Over the next week, I actually tried it a few times and do you know what? It worked! I had one girl say no, but 3 others said yes. When the one said no, I said, “That’s too bad, but it was nice meeting you anyway.” She smiled. (To this day, I’m convinced she might have changed her mind if I had continued talking with her.)

No… I am not changing the purpose of this column to a dating advice column, though you can take from it what you will. The point here is two-fold:

1. Never assume something you want is unobtainable.

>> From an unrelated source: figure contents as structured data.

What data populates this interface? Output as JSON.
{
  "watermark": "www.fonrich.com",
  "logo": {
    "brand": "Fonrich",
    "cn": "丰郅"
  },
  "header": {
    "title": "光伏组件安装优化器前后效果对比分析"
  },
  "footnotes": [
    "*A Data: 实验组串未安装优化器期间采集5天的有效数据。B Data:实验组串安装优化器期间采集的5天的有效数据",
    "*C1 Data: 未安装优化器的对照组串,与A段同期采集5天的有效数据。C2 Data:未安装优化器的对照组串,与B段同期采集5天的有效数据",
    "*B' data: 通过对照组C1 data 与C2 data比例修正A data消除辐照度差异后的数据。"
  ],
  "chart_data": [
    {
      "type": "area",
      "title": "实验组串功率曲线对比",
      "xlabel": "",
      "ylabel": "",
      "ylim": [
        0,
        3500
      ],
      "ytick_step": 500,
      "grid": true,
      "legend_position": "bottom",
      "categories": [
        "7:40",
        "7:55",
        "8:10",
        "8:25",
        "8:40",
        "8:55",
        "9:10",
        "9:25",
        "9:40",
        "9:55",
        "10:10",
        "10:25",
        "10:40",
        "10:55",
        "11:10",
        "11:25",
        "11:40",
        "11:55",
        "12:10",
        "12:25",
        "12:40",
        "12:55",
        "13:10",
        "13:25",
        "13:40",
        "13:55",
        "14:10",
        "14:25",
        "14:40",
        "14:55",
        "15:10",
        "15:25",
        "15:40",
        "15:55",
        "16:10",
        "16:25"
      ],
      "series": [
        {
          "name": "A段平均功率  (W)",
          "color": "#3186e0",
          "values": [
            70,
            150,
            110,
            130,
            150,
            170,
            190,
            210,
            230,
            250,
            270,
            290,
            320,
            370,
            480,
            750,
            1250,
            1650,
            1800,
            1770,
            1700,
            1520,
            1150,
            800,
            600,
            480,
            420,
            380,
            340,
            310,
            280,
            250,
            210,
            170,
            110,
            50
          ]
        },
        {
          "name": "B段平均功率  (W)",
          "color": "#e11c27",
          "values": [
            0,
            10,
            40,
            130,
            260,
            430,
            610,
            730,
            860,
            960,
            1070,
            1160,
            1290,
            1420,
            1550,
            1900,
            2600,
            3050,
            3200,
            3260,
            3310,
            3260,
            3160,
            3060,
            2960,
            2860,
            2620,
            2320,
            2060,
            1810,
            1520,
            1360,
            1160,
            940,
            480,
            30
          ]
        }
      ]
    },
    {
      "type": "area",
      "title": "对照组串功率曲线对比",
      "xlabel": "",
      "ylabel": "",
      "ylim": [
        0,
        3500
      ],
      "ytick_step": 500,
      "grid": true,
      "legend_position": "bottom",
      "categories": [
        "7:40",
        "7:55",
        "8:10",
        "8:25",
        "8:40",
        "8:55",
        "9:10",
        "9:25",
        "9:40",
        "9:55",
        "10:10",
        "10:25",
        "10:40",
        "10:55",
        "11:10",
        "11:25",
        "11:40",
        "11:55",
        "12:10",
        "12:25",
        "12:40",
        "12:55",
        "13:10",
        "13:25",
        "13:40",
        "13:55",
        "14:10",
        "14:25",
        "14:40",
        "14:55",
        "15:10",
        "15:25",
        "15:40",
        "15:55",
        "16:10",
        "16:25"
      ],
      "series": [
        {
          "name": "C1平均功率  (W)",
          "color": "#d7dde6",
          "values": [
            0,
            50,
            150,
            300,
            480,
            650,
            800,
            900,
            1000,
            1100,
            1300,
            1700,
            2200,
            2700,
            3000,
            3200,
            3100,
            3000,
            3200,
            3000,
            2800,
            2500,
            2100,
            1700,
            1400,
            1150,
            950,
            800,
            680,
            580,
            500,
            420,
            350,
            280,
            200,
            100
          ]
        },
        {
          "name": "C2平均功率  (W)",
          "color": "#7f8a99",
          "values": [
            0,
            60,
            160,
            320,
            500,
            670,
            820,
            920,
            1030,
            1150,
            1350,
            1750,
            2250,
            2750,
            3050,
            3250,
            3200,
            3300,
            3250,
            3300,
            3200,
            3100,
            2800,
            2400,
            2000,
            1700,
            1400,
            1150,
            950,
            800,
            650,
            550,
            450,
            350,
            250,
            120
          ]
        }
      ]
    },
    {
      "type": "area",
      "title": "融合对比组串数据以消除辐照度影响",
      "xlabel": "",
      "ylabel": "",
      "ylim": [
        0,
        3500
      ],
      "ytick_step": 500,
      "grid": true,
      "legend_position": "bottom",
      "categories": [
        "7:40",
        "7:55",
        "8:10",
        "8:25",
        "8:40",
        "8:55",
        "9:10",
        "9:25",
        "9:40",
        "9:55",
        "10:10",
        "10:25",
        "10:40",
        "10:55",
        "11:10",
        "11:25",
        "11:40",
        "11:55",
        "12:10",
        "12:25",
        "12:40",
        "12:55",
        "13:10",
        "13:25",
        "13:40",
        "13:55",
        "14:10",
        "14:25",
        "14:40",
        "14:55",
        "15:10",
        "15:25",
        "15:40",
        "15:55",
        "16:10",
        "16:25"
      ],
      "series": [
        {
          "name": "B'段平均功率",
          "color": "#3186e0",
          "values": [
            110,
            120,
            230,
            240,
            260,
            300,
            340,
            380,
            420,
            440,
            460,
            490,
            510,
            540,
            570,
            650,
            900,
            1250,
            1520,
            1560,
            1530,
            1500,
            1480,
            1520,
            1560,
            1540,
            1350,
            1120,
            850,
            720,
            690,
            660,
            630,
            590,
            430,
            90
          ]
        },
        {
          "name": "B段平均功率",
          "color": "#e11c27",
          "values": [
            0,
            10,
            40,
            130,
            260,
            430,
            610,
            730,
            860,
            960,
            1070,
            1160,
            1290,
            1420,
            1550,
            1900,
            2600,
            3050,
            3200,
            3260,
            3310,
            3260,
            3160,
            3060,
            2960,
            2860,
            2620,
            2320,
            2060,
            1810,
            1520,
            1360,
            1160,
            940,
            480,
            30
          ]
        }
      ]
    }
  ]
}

2. If you don’t ask, you won’t get.

Workstation: I cannot tell you how many people have told me that they had wanted to switch to Pro Tools™ for a long, long time, but had always assumed that it was too expensive. Read this carefully: it is no more expensive than Audition™ by Adobe. Sure, you can spend upwards of $15k if you want all the full tilt boogie outboard gear, plus another $8k if you want a PT console, but I run the latest version on my laptop with no external gear whatsoever. The cost is almost negligible. Seriously, before you assume you can’t, find out what it really costs. If you’re designing on some really old software like SADIE or SAW32 or even an old copy of Cool Edit Pro, step into the 21st century. Find out for sure what it would cost to upgrade to Vegas™, Audition™, or Pro Tools™. Don’t miss out on a hot date with that sexy new software because you think it’s too expensive for your budget.

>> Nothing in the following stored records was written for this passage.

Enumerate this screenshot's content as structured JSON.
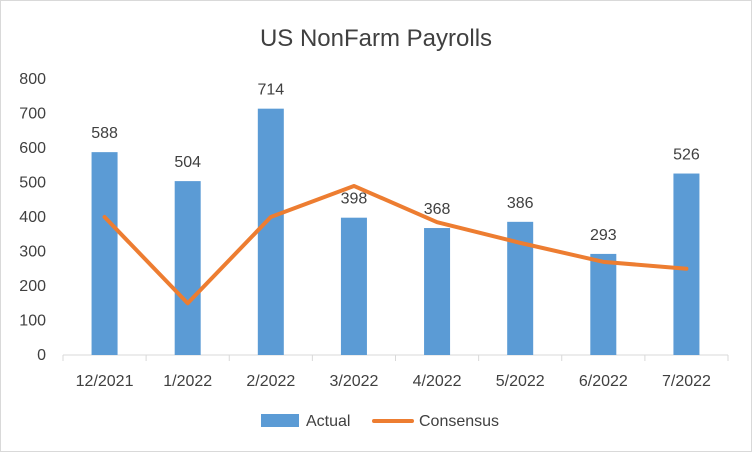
{
  "chart_data": {
    "type": "bar",
    "title": "US NonFarm Payrolls",
    "categories": [
      "12/2021",
      "1/2022",
      "2/2022",
      "3/2022",
      "4/2022",
      "5/2022",
      "6/2022",
      "7/2022"
    ],
    "series": [
      {
        "name": "Actual",
        "type": "bar",
        "color": "#5b9bd5",
        "values": [
          588,
          504,
          714,
          398,
          368,
          386,
          293,
          526
        ],
        "data_labels": true
      },
      {
        "name": "Consensus",
        "type": "line",
        "color": "#ed7d31",
        "values": [
          400,
          150,
          400,
          490,
          385,
          325,
          270,
          250
        ]
      }
    ],
    "ylim": [
      0,
      800
    ],
    "yticks": [
      0,
      100,
      200,
      300,
      400,
      500,
      600,
      700,
      800
    ],
    "grid": false,
    "legend": "bottom"
  }
}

Effects Library: Most of the big ones can only be acquired through barter. Unless your station is constantly sold out 24 hours a day, your station’s bottom line can afford to run a few spots per week so that you can have the best effects and production music to make the image the best it can possibly be. Your GM might not feel so at first, but a little work on your part can bring him or her around, if not this year, then next. Believe me, he or she will hear the difference immediately and see the difference with the next couple of ratings periods. There’s no sense at all of going to the prom with a plain Jane service when you can get high octane for so little.

Station Voice: I can assure you that most VO artists are not as expensive as you might think. I just picked up a new domestic station a few months ago whose primary contact is the Program Director. It’s not a very big market so the fee isn’t steep at all, but the PD raves just about every other week that I have single-handedly boosted his station into the stratosphere. I keep explaining that the verbiage has as much to do with that as my voice, but he’s insistent. I know a LOT of VO people who go through the same thing all the time. Don’t assume that because a particular VO artist is really good or even famous, his or her rates are astronomical. The nice thing for you is, it doesn’t cost a dime to ask and find out for sure.

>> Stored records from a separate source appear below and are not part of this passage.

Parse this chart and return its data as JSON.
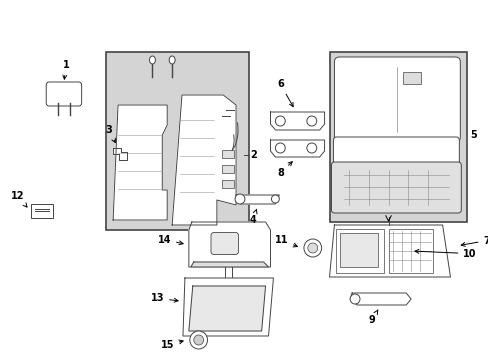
{
  "background_color": "#ffffff",
  "fig_width": 4.89,
  "fig_height": 3.6,
  "dpi": 100,
  "line_color": "#444444",
  "gray_fill": "#d4d4d4",
  "light_gray": "#e8e8e8",
  "lw": 0.7
}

Continuing Education: For those who are reading a “free” copy of this issue, seriously consider grabbing a subscription. Every month you will find advice and insight into radio and production, some really good examples/inspiration on the monthly CD, and if you’re really good at this voodoo that we do, you might even be asked to contribute to the growth of our industry with some sage advice/inspiration of your own. Down the road a little, when a major market PD is casting about, looking for a new producer, it could be that your name will come up before there is even an ad announcing the position.

I am certain that it has crossed many of your minds that this is a shameless plug for my services or this magazine, and to a certain extent I’ll say it is, but my motives are at least a little more pure than that. The whole reason I write this column each month is a sincere desire to improve the state of this business. As I said at the top of this column, I honestly don’t know whether production has improved over the last few years because of or in spite of this column and magazine, but it most definitely has improved. Someone, somewhere is doing something right and I’m just enough of an optimist to think we’re doing something positive here.

For my sound this month, I offer a promo for the Z100 Pays Your Bills promotion. Some of the workparts come from Production Vault™ and some from Trynity HD/FX™ but the design is all mine. I hope you’ll find some inspiration from it.